Se puso el abrigo y una bufanda y se acomodó el sombrero en la cabeza. Intentó ponerse los guantes, pero el dolor era demasiado fuerte y se dio por vencido, arrojándolos al suelo con una mirada de desprecio. Lo observé acercarse a la puerta.
Había fallado. Me pregunté hacia dónde demonios se dirigía, a qué prestamista acudiría, a qué antro de criminales, prostíbulo o taberna iría, invadido por la ira. Al menos no me había golpeado. La idea de que la puerta se cerraría detrás de él y que no lo vería nunca más cruzó mi mente por un instante.
—¿Adónde vas? —pregunté con voz ronca, y levanté la mano como despidiéndome.
Me lanzó una mirada hosca, alzando una ceja.

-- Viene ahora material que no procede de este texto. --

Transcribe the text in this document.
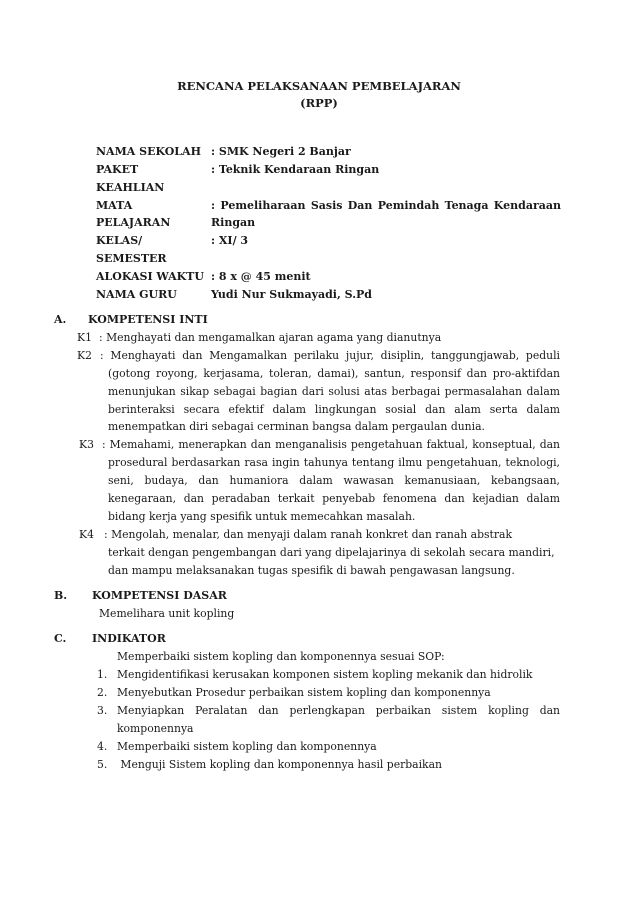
RENCANA PELAKSANAAN PEMBELAJARAN
(RPP)
NAMA SEKOLAH : SMK Negeri 2 Banjar
PAKET
KEAHLIAN
: Teknik Kendaraan Ringan
MATA
PELAJARAN
: Pemeliharaan Sasis Dan Pemindah Tenaga Kendaraan
Ringan
KELAS/
SEMESTER
: XI/ 3
ALOKASI WAKTU : 8 x @ 45 menit
NAMA GURU	Yudi Nur Sukmayadi, S.Pd
A. KOMPETENSI INTI
K1 : Menghayati dan mengamalkan ajaran agama yang dianutnya
K2 : Menghayati dan Mengamalkan perilaku jujur, disiplin, tanggungjawab, peduli
(gotong royong, kerjasama, toleran, damai), santun, responsif dan pro-aktifdan
menunjukan sikap sebagai bagian dari solusi atas berbagai permasalahan dalam
berinteraksi secara efektif dalam lingkungan sosial dan alam serta dalam
menempatkan diri sebagai cerminan bangsa dalam pergaulan dunia.
K3 : Memahami, menerapkan dan menganalisis pengetahuan faktual, konseptual, dan
prosedural berdasarkan rasa ingin tahunya tentang ilmu pengetahuan, teknologi,
seni, budaya, dan humaniora dalam wawasan kemanusiaan, kebangsaan,
kenegaraan, dan peradaban terkait penyebab fenomena dan kejadian dalam
bidang kerja yang spesifik untuk memecahkan masalah.
K4 : Mengolah, menalar, dan menyaji dalam ranah konkret dan ranah abstrak
terkait dengan pengembangan dari yang dipelajarinya di sekolah secara mandiri,
dan mampu melaksanakan tugas spesifik di bawah pengawasan langsung.
B. KOMPETENSI DASAR
Memelihara unit kopling
C. INDIKATOR
Memperbaiki sistem kopling dan komponennya sesuai SOP:
1. Mengidentifikasi kerusakan komponen sistem kopling mekanik dan hidrolik
2. Menyebutkan Prosedur perbaikan sistem kopling dan komponennya
3. Menyiapkan Peralatan dan perlengkapan perbaikan sistem kopling dan
komponennya
4. Memperbaiki sistem kopling dan komponennya
5. Menguji Sistem kopling dan komponennya hasil perbaikan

—Al río, mi tonta esposa —dijo—, a averiguar en qué alcantarilla se esconde Jack.
Duérmete, mi niño,
duérmete, mi bien.
Mamá fue al molino
a moler el trigo.
Duérmete en la cuna,
que saldrá la luna.
Teníamos papel suficiente para preparar dos álbumes (uno en cuarto y uno en octavo), varios cuadernos de notas (dos en doceavo, dos en dieciseisavo, dos en veinticuatroavo y dos en treintaidosavo) y varios diarios poco elegantes para que las muchachas anotasen sus secretos en ellos. Y todavía nos sobraban algunas hojas. Pero por más ricos que fuésemos en papel, éramos pobres en cuero: nos quedaba un poco menos de una lámina de cuero de Marruecos, y no era bastante para cubrir diez álbumes de diferentes tamaños. Por supuesto, la Biblia debería estar completamente encuadernada en cuero, pero sabíamos, sin necesidad de decirlo, que habría que esperar a vender los álbumes antes de empezar a pensar en ella.